Hacker News new | ask | show | jobs
by mattmanser 5434 days ago
I recently had the great displeasure of working on a 20,000 odd line class. You cannot keep 20,000 lines in your head, it's an extreme challenge.

Each method only had tiny differences but spotting them, as pivo's original comment argues, is a total nightmare.

Refactoring brought it in at 1,500 lines. Now you can glance at any method and see the actual difference to the default that they do.

Are you seriously suggesting there's little difference between a programming language that encourages 20,000 line behemoths filled with dross compared to a concise 1,500 line program. That there's not a massive mental overhead to reading through what is essentially a book compared to a short essay?

As that's what's being discussed, but you don't seem to get it.

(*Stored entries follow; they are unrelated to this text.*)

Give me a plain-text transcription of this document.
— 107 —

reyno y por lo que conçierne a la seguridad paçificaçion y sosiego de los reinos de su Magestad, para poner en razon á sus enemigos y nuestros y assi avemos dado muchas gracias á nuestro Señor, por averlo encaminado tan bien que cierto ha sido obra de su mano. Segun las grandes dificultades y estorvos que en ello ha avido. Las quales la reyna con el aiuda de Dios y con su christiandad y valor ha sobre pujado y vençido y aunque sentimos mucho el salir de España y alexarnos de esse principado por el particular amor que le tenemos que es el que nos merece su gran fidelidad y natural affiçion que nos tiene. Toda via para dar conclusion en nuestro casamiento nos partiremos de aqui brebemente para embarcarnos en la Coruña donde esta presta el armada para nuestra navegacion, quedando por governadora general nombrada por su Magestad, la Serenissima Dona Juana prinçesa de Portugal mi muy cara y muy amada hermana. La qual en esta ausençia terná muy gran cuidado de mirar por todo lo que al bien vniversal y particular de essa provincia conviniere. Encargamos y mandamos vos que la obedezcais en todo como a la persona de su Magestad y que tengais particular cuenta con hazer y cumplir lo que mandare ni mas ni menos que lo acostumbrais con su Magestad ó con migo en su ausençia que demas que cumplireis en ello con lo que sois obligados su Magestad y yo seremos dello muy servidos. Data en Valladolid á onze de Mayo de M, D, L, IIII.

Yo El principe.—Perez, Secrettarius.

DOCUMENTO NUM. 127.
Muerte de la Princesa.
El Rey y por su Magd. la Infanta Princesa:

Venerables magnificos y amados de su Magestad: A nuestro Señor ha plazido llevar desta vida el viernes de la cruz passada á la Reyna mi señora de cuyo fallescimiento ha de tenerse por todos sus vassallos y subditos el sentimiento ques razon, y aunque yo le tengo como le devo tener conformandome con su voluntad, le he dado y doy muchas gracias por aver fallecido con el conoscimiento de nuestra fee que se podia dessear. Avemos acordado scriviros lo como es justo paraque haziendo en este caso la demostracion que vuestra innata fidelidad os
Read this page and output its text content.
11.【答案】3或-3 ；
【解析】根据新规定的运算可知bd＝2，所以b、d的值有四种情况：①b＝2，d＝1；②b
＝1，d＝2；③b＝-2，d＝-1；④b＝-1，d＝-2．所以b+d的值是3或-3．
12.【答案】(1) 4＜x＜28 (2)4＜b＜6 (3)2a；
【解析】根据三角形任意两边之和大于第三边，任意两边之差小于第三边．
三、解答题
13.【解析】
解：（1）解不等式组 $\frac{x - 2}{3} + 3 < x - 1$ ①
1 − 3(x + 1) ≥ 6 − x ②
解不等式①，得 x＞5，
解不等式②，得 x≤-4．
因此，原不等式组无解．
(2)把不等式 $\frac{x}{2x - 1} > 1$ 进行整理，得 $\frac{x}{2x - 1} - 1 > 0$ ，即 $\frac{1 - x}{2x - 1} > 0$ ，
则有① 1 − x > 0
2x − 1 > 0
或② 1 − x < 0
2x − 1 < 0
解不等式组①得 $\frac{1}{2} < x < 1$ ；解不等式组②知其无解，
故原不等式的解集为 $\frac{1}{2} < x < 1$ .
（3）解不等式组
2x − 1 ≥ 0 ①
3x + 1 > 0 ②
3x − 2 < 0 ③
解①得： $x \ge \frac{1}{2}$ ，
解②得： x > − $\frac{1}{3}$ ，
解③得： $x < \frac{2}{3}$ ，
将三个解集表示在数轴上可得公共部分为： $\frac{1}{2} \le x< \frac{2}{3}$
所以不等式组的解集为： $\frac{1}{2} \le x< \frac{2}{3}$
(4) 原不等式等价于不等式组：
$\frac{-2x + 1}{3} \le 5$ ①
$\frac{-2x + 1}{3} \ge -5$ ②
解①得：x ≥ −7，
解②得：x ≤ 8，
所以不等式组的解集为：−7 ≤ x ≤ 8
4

There's reading code, and there's reading pointless code.

1 comments

Java does no such thing as "encourages 20,000 line behemoths filled with dross". Bad programmers do.

If you're creating several methods that only differ a little bit, you're doing something stupid. In any language.

Bad programmers create bad code. The language is totally irrelevant.

It's really not irrelevant.

There's a reason that people aren't programming in COBOL or BASIC.

Yes, the reason is the runtimes for them suck, or aren't needed.

If there was a decent runtime for BASIC or COBOL, which gave real world advantages over everything else, I'd switch to BASIC or COBOL in a heart beat.

I'm a programmer. The language I use is pretty irrelevant. If It starts looking ugly, I'd just write a cross compiler. This is not rocket science.